Venice has always been on my “must-see” travel list, with its endless romantic towers and basilicas reflected in those famous canals.
It’s going to be tempting to explore Piazza San Marco as soon as I arrive, but the area gets very busy with all the attractions like the Doge’s Palace and Campanile bell tower. I’m thinking a full day’s exploration may be needed! The B&B where I’m staying was recommended to me by a friend and is quite near to the centre in Riviera del Brenta, so there’ll be plenty of chances to pop out and acclimatise after I’ve got settled.
The quintessential Venice experience has got to be a gondola ride. I’ve heard that busier areas like the Grand Canal are actually best-avoided by boat, so I’m aiming for the backwaters around San Polo and the church of Santa Maria Nova.
My personal highlight will be the artworks. I’m making time for an afternoon at the Gallerie dell’Accademia, but there are many churches and “scuola” houses like Grande di San Rocco that are down on the list for their in-house collections, as well.
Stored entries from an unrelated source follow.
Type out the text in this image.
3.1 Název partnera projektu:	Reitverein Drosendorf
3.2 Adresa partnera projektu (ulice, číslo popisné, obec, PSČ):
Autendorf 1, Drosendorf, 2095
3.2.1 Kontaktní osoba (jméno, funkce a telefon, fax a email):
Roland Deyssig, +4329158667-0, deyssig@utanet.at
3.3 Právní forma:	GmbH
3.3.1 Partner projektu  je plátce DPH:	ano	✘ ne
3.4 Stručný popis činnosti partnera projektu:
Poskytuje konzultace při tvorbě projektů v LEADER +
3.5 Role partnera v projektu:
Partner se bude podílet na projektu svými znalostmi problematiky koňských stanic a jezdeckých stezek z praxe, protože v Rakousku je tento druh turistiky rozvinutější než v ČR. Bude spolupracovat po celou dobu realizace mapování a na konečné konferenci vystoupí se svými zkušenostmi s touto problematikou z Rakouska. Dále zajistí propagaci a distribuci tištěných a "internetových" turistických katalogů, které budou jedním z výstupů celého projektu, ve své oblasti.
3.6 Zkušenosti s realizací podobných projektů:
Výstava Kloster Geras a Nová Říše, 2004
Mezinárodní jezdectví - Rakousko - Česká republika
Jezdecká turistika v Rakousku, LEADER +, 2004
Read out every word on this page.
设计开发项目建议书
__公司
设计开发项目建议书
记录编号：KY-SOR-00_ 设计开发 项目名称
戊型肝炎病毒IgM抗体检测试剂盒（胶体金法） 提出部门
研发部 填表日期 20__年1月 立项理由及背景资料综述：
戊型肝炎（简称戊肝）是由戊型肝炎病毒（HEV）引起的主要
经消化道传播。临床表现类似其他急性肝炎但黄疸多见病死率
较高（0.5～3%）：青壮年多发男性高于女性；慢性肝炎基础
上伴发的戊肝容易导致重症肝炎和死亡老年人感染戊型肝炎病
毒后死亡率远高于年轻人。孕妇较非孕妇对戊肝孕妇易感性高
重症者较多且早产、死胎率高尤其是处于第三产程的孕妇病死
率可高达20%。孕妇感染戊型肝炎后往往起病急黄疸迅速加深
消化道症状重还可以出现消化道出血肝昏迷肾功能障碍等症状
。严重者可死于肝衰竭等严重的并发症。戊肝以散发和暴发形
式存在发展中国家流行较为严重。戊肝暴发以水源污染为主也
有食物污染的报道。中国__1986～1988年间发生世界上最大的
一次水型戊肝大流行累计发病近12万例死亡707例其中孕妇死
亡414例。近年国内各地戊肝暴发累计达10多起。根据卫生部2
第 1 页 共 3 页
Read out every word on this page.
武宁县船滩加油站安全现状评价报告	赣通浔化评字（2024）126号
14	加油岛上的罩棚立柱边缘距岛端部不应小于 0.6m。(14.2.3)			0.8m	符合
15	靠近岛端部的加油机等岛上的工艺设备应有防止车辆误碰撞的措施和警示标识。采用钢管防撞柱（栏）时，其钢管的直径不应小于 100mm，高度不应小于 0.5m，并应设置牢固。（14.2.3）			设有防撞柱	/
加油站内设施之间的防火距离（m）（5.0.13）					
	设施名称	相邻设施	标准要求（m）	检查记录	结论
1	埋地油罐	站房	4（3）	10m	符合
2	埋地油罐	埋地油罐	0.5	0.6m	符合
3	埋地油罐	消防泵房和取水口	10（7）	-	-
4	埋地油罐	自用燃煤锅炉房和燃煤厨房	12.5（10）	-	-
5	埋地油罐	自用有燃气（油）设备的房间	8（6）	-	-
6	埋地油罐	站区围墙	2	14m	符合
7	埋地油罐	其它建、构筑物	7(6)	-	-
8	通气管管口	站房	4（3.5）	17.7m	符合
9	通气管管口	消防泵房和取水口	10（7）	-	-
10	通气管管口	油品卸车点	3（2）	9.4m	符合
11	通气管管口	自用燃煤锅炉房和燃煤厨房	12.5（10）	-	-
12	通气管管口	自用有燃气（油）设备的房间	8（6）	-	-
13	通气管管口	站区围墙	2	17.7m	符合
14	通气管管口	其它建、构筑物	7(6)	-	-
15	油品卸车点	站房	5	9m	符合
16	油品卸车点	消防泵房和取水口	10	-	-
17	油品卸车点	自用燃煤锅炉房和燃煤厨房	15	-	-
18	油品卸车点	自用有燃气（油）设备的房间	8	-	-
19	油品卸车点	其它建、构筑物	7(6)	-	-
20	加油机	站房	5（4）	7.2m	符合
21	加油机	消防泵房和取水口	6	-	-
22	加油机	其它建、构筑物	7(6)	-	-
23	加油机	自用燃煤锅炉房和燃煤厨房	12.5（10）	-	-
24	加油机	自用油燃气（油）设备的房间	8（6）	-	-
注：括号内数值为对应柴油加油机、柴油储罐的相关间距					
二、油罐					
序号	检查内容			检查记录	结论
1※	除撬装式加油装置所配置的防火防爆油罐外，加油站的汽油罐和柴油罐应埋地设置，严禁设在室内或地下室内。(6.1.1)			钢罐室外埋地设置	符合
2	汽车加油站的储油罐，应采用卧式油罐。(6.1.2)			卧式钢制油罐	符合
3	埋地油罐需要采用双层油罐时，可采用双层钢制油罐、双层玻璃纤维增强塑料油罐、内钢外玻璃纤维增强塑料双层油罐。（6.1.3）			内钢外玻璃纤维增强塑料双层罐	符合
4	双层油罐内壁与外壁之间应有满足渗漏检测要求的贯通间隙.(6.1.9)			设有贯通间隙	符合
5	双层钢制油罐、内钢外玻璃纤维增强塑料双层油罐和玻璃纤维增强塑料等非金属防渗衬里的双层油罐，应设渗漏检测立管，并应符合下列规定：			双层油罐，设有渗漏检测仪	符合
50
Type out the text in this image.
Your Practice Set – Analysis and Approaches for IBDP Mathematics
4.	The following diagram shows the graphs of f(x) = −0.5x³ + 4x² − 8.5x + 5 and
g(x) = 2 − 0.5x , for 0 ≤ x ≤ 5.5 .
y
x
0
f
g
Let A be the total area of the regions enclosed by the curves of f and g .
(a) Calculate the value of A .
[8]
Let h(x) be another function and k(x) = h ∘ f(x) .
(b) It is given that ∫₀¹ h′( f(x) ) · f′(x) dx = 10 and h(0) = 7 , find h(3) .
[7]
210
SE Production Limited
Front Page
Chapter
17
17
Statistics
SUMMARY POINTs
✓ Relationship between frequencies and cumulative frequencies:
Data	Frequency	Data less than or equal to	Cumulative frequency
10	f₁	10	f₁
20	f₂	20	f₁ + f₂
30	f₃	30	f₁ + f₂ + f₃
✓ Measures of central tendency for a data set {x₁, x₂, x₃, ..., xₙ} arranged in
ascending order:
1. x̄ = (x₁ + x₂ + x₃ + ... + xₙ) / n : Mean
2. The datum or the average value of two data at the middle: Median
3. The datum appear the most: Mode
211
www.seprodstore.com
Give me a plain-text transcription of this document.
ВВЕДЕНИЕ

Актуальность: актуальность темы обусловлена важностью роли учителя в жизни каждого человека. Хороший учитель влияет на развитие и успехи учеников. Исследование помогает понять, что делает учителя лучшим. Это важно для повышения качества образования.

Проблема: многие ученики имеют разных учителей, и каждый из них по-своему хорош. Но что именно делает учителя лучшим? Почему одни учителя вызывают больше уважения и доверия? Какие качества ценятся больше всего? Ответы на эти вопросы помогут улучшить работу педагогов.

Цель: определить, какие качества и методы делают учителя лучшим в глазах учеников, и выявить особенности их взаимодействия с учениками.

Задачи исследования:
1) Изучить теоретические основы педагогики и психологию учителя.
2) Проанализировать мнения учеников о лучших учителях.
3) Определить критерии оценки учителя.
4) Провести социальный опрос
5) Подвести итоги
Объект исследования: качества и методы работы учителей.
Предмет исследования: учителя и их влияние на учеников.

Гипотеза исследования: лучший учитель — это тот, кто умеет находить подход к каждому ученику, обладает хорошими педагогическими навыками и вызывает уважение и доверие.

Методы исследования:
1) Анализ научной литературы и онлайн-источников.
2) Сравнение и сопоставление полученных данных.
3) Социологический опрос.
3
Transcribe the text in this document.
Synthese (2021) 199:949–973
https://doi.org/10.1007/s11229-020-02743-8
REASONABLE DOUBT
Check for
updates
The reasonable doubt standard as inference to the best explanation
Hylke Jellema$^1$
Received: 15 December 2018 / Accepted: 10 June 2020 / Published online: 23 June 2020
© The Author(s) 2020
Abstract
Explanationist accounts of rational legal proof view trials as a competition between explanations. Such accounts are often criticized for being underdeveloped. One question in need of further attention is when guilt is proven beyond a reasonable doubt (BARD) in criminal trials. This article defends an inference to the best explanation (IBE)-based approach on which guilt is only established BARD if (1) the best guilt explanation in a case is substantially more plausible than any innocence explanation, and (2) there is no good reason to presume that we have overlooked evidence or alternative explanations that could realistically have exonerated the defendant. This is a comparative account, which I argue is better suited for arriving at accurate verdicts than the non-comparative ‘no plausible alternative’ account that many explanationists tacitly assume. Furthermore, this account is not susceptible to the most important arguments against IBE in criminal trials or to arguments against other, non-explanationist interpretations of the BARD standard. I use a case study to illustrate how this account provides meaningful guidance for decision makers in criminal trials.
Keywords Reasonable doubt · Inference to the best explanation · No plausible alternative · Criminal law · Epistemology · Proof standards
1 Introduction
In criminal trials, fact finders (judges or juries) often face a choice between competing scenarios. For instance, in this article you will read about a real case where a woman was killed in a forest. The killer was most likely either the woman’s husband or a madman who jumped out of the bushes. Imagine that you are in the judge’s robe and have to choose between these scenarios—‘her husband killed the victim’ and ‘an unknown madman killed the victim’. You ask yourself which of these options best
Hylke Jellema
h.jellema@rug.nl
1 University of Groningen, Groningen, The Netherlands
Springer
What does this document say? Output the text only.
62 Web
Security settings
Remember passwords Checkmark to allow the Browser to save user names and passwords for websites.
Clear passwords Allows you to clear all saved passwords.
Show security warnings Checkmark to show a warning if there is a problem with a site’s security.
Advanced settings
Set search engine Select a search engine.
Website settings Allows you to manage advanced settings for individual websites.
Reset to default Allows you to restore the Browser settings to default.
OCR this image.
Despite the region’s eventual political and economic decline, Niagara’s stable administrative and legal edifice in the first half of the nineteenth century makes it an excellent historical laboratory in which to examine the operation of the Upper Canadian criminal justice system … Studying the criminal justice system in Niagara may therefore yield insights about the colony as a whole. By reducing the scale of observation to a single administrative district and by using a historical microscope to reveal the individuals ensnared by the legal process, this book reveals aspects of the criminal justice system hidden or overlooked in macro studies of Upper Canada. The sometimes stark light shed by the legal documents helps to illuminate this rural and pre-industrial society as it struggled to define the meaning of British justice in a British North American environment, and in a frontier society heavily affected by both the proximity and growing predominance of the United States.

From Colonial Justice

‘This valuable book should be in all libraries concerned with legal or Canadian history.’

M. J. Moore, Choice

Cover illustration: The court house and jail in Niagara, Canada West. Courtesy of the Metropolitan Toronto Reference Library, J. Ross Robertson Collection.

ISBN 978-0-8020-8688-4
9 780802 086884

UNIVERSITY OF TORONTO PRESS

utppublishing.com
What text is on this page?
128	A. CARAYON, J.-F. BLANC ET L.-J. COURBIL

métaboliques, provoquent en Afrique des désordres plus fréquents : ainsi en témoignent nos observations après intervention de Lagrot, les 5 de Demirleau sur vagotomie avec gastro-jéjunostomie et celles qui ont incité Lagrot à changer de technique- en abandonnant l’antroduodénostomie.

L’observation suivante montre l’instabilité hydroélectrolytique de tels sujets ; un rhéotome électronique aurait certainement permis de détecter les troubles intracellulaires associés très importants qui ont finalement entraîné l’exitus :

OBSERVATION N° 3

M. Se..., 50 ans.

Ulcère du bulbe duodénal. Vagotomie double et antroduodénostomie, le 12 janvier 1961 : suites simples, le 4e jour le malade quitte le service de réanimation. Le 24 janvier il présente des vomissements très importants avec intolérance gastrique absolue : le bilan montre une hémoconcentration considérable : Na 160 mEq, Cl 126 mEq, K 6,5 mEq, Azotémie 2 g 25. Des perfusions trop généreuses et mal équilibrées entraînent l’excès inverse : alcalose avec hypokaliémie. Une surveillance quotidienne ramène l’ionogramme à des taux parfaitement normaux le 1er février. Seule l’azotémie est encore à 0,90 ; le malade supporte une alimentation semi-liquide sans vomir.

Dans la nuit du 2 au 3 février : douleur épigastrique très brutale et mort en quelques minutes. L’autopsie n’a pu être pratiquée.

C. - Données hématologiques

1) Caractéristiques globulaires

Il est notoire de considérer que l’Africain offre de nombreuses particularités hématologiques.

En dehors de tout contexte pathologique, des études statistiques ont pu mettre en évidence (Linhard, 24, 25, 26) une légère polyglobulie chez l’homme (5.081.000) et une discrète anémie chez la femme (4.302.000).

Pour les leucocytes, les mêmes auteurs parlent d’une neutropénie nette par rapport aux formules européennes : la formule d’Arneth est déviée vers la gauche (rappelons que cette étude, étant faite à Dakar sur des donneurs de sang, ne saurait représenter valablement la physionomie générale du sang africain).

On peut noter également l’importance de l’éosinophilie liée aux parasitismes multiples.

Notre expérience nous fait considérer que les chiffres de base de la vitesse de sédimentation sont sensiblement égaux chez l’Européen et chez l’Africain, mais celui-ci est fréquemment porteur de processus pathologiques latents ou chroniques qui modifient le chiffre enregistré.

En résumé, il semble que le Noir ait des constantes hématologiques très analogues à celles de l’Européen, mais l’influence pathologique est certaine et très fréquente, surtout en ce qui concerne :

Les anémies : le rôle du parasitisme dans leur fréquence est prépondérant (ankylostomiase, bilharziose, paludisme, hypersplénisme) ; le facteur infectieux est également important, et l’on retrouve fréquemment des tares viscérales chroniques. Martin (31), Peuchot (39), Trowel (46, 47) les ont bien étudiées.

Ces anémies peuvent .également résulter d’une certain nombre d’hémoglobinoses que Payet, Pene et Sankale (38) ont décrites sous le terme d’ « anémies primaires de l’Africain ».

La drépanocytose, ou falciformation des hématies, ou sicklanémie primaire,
It will be interesting to see how works by Titian, Tintoretto and Carpaccio look in the flesh, especially when compared to the grand masters I’ve seen elsewhere, like Leonardo and Raphael!
As far as the food goes, I’ve waited a while to taste fresh polenta as they make it in Venice, and I might even dare to try spider crab or one of the other Venetian seafood specialities, if I’m feeling adventurous. If not, I’ll stick to the world-famous gelato or a glass of Veneto red; even the house wine is said to be superior in Venice!
I’m also hoping to make time for a few day trips out of the centre. The lagoon island of Murano has caught my eye; this is where the elite Murano glass-makers have worked for centuries. But really, a week probably isn’t long enough to grasp the full delights of Venice itself, though I guess I’m just going to have to try!